As for light trucks, he said: 'There may be some possibility of sharing minivans or hybrid sport-utilities between Ford trucks and Volvo cars.'
The acquisition was finalized March 31. Even if product-cycle plans are coordinated by year end, it is likely to be at least five years before vehicles on the road share platforms, Parry-Jones said.
But long before vehicles ride on common platforms, Ford expects benefits from the $6.45 billion purchase of Volvo, particularly in new technology.
Parry-Jones wants to complete two tasks first: coordinate product plans and eliminate duplication on research.
'There are things we need do only once, such as next-generation airbags, fuel cells, lightweight body construction and safety items. We may decide that Ford should concentrate on fuel cells, and Volvo could take some of our safety items,' he said.
Eliminating duplication in research will free up money to accelerate technology programs, he said.
VOLVO KNOWS BEST
Earlier in April, Parry-Jones spent two days with Volvo in Gothenburg, Sweden.
'They understand their brand best and where they are going,' he said. 'I was interested in how we could use Ford capabilities, platforms, engineering know-how, capital and human resources to accelerate some of the things Volvo wants to do.'
For example, Volvo wants to use Ford's proving grounds because the Volvo track in Arizona is smaller and limited in top speed, he said. Similarly, Ford would like to use Volvo's cold-weather testing facilities in northern Sweden.
Before the purchase, Ford had benchmarked Volvo as a leader in manufacturing vehicle bodies. Ford wants to draw on Volvo's expertise in controlling dimensional variation in body assembly and in manufacturing flexibility, Parry-Jones said.
Ford does not plan to immediately fold Volvo into its large-car product development vehicle center in Dearborn, Mich. Jaguar vehicles are developed within the vehicle center.
Volvo is a much bigger company than Jaguar and would make the large-car center 'unmanageably large,' Parry-Jones said. Volvo is likely to be treated as a stand-alone product development entity, akin to Ford-controlled Mazda, he said.
GOAL: QUADRUPLE SALES
Ford also has begun assessing the marketing impact of adding Volvo to its luxury lineup. Wolfgang Reitzle, the new boss of Ford's Premier Automotive Group, will meet in California this week with Lincoln Mercury President Mark Hutchins. Volvo is part of the luxury Premier group, along with Lincoln, Jaguar and Aston Martin.

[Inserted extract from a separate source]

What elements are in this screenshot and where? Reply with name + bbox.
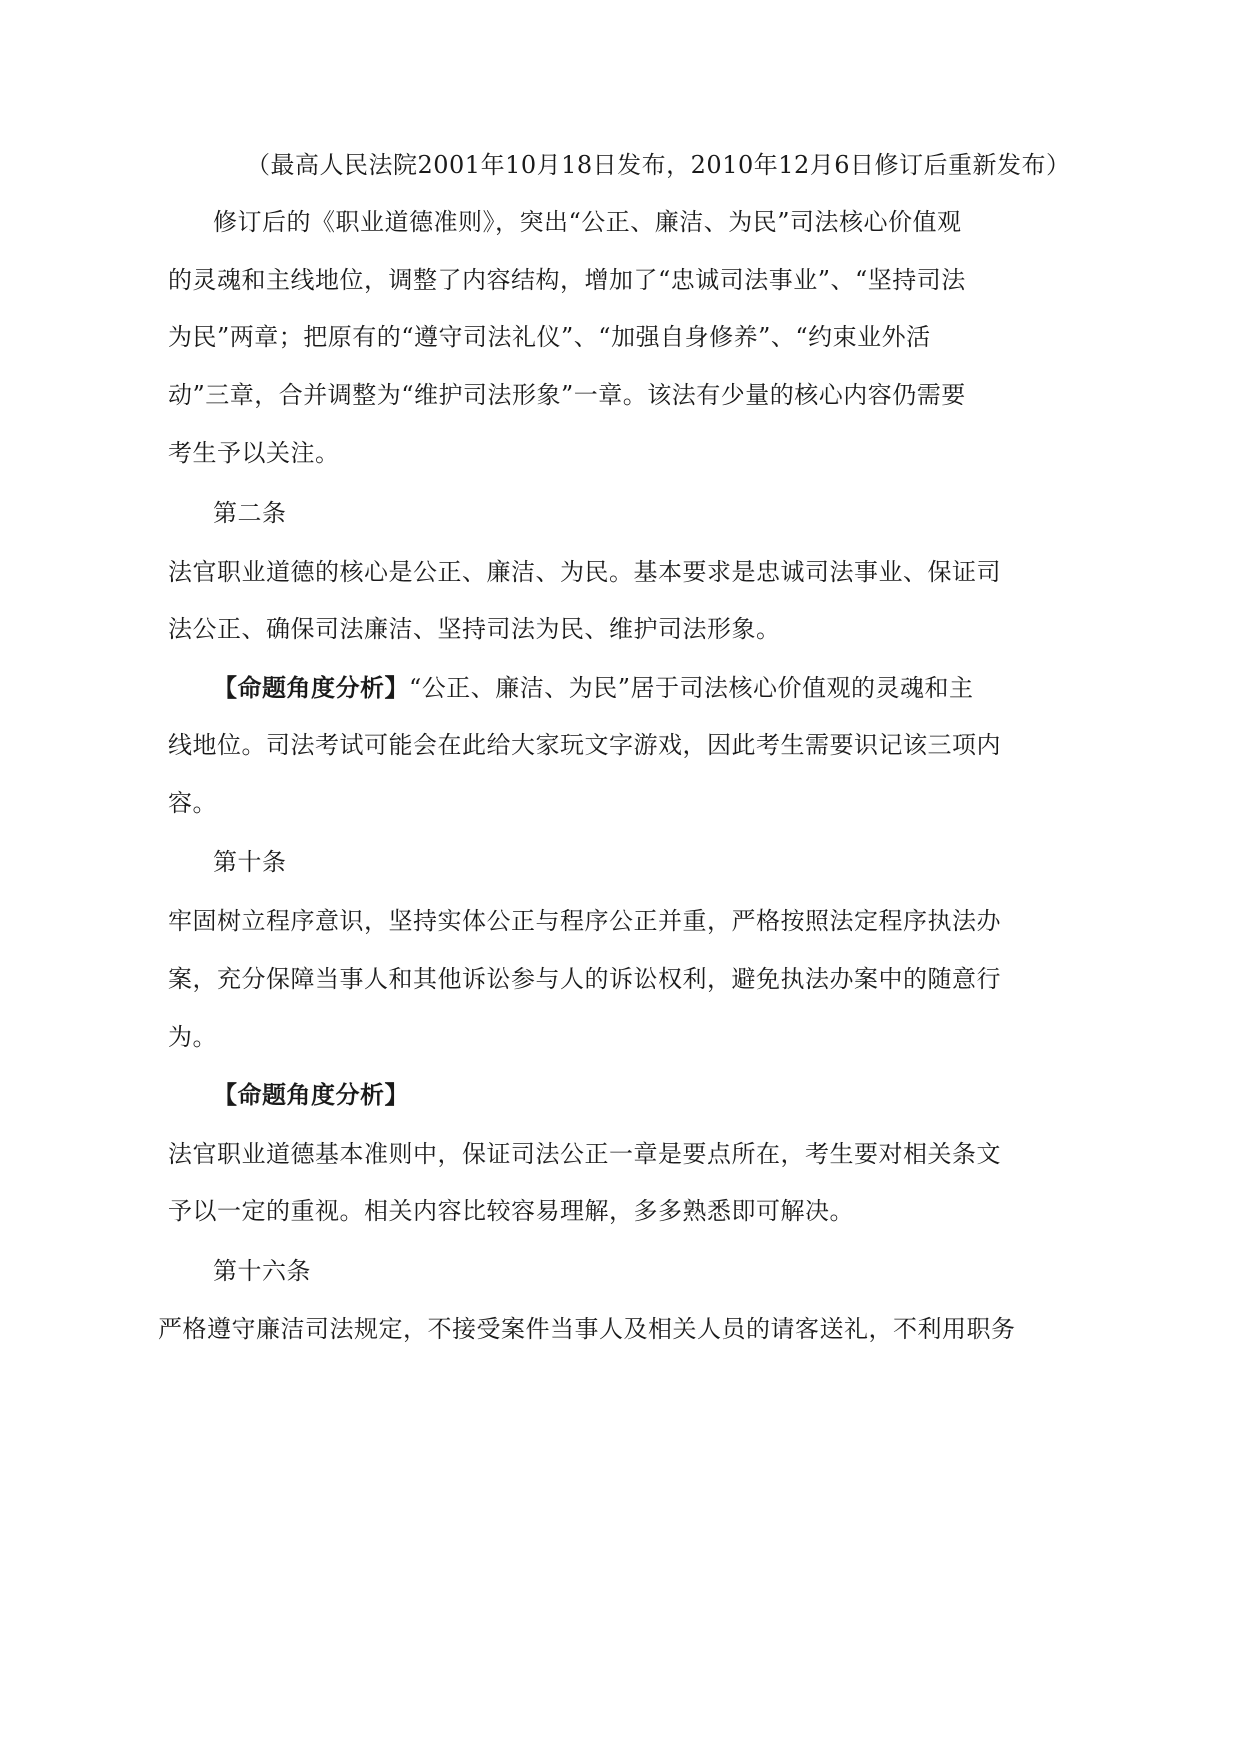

Ford wants to quadruple its luxury vehicle sales from 250,000 to 1 million annually by early in the next decade.
'We need to look at how we differentiate the brands,' Hutchins said. 'We have to integrate Volvo into our cycle plans, into our business structure, into our distribution, into our culture and into everything we do.'
The acquisition of Volvo and the hiring of Reitzle already have altered Lincoln strategy. Plans to sell the new 2000 Lincoln LS sport sedan in Europe are on hold for at least 12 to 18 months. Ford will now decide if it needs to launch the Lincoln brand in Europe or if increasing Volvo volume is the key to European market growth.